Containers solve a classic problem in software delivery: "it works on my machine." A container bundles an application together with its runtime, libraries, and configuration — so it runs identically in development, CI, staging, and production.

Containers vs Virtual Machines

FactorContainerVirtual Machine
OS kernelShared with hostOwn kernel (hypervisor)
Startup timeMillisecondsSeconds to minutes
Image sizeMegabytesGigabytes
IsolationProcess-level (namespaces, cgroups)Hardware-level
Density100s per host10s per host
PortabilityAny OCI-compliant runtimeHypervisor-specific formats

Containers are not as strongly isolated as VMs — a kernel vulnerability could potentially allow container escape. For multi-tenant workloads with strict isolation requirements, VMs (or sandboxed runtimes like gVisor or Kata Containers) provide stronger boundaries.

Docker Architecture

  • Docker Engine: The daemon (dockerd) that manages containers on the host.
  • Docker CLI: The client (docker) that sends commands to the daemon over a socket.
  • Image: A read-only, layered filesystem snapshot. Immutable — you build a new image rather than modifying an existing one.
  • Container: A running instance of an image. A writable layer is added on top of the image layers.
  • Registry: A service that stores and distributes images (Docker Hub, ECR, GCR, ACR, Quay).

The Dockerfile

A Dockerfile defines how to build an image. Each instruction creates a new layer:

FROM node:20-alpine
WORKDIR /app
COPY package*.json ./
RUN npm ci --only=production
COPY . .
EXPOSE 3000
CMD ["node", "server.js"]

Key instructions:

  • FROM — base image to build on
  • WORKDIR — set the working directory for subsequent instructions
  • COPY — copy files from the build context into the image
  • RUN — execute a command during the build (installs packages, compiles code)
  • EXPOSE — documents which port the container listens on (informational only)
  • CMD — the default command to run when the container starts

Multi-Stage Builds

Multi-stage builds use multiple FROM statements in one Dockerfile. Only the final stage ends up in the shipped image — build tools, compilers, and test frameworks are left behind.

# Stage 1: build
FROM golang:1.22 AS builder
WORKDIR /src
COPY . .
RUN go build -o /app ./cmd/server

# Stage 2: runtime image
FROM gcr.io/distroless/static
COPY --from=builder /app /app
CMD ["/app"]

The result is a tiny, minimal image containing only the compiled binary — not the Go toolchain. This dramatically reduces attack surface and image size.

Container Security Basics

  • Run as non-root: Add USER nonroot in your Dockerfile. Many base images provide a non-root user.
  • Use minimal base images: Alpine, distroless, or scratch images reduce the number of packages that could contain vulnerabilities.
  • Scan images: Use tools like Trivy, Snyk, or Docker Scout to scan for known CVEs before pushing to production.
  • Pin image tags: Use a specific digest (image@sha256:...) or version tag rather than latestlatest can change under you silently.
  • Read-only root filesystem: Set --read-only on containers to prevent runtime writes to the filesystem.

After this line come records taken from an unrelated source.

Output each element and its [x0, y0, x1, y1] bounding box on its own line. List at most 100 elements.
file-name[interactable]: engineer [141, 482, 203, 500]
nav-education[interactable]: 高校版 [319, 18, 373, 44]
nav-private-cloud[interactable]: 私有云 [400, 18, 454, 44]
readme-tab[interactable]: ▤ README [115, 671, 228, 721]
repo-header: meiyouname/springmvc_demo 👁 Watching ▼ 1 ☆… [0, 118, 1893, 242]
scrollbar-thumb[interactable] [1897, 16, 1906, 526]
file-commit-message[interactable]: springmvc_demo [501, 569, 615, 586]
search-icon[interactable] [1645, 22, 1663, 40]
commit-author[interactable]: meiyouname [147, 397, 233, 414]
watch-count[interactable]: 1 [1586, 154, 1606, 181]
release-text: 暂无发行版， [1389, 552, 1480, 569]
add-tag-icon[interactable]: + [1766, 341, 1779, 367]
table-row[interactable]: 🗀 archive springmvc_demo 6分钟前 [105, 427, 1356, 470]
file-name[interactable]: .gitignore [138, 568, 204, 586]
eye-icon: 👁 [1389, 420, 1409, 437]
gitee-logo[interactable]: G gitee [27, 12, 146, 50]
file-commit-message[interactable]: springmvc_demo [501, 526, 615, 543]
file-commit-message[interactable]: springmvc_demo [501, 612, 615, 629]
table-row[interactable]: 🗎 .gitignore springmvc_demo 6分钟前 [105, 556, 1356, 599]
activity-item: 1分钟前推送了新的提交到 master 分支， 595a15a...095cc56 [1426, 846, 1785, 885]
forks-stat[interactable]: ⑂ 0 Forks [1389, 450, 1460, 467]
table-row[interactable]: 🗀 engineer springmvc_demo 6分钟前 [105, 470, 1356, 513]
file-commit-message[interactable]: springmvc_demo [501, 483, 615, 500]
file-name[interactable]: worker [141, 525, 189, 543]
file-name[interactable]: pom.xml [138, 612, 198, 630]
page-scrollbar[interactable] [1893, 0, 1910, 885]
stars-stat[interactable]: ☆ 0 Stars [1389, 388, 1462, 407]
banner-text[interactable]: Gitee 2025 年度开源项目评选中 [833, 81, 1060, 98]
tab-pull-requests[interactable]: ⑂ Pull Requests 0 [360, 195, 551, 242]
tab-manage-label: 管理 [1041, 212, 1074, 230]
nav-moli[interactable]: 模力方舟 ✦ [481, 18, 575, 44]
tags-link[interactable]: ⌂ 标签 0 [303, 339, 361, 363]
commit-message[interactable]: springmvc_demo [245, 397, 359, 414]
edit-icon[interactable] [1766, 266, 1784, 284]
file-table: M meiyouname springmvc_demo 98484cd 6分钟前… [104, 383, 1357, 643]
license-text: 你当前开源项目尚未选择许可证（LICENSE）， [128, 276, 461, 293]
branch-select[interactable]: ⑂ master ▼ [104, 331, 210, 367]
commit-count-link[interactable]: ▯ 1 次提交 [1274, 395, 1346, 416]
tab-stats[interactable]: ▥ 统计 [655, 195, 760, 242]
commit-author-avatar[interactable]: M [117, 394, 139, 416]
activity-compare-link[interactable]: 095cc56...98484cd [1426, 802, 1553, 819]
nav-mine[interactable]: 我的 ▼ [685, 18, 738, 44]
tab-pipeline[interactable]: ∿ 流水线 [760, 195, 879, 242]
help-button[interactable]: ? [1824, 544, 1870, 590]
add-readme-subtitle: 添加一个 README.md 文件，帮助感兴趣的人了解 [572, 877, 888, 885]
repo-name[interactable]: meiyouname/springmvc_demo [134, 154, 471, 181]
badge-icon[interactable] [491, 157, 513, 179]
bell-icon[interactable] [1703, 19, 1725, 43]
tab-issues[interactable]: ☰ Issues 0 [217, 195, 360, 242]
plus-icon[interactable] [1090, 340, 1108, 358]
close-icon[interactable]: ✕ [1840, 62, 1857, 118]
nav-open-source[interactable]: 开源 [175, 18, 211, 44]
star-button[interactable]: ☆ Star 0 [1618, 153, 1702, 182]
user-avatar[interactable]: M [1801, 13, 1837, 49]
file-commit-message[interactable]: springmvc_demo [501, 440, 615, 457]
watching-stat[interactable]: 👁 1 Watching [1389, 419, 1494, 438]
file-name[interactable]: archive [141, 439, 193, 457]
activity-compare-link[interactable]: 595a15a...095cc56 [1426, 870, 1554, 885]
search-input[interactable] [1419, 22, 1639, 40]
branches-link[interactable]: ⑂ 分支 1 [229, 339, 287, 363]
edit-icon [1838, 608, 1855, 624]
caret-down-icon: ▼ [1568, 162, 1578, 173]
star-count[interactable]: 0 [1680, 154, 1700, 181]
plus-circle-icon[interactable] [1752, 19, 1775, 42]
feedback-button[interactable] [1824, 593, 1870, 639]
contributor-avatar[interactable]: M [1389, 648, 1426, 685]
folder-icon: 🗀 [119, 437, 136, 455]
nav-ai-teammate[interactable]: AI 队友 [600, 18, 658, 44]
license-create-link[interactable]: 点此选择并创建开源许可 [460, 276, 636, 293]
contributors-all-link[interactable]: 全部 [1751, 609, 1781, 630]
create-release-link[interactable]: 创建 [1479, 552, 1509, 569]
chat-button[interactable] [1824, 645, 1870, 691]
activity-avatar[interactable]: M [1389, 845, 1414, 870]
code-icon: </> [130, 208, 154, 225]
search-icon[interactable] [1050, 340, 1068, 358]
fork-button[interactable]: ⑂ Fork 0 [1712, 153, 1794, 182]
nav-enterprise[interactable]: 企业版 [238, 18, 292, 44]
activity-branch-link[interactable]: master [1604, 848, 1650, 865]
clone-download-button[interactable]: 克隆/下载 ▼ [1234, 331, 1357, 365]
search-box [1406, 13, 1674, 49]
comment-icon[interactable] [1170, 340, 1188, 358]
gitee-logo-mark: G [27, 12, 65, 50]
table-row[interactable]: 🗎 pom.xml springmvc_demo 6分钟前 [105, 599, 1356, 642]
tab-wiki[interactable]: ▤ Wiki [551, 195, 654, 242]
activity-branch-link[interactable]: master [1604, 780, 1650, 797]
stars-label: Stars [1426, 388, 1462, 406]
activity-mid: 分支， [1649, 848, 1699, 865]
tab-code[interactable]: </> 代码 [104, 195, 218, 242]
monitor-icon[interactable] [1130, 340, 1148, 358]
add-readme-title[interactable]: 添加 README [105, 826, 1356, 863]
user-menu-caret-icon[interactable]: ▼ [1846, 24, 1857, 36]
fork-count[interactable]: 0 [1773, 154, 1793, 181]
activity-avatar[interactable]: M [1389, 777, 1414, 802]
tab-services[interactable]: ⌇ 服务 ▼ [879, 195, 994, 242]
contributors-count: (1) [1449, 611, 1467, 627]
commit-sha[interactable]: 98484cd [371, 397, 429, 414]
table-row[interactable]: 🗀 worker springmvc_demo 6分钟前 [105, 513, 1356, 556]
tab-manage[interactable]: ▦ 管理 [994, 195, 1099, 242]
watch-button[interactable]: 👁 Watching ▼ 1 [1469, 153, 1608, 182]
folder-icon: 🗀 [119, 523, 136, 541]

Containers in a DevOps Pipeline

A typical container workflow in a CI/CD pipeline:

  1. Developer pushes code to Git
  2. CI runs tests and builds a Docker image tagged with the commit SHA
  3. CI scans the image for vulnerabilities
  4. CI pushes the image to a container registry (e.g., ECR)
  5. CD updates the deployment manifest with the new image tag
  6. Kubernetes (or another orchestrator) pulls and runs the new image

Key Takeaways

  • Containers package an application and all its dependencies into a single portable unit.
  • Docker images are built from a Dockerfile — a series of layered instructions.
  • Containers are isolated processes on the host OS; they share the kernel but have separate filesystems and networks.
  • Container registries (Docker Hub, ECR, GCR, ACR) store and distribute images.
  • Multi-stage builds reduce final image size by separating build-time dependencies from runtime.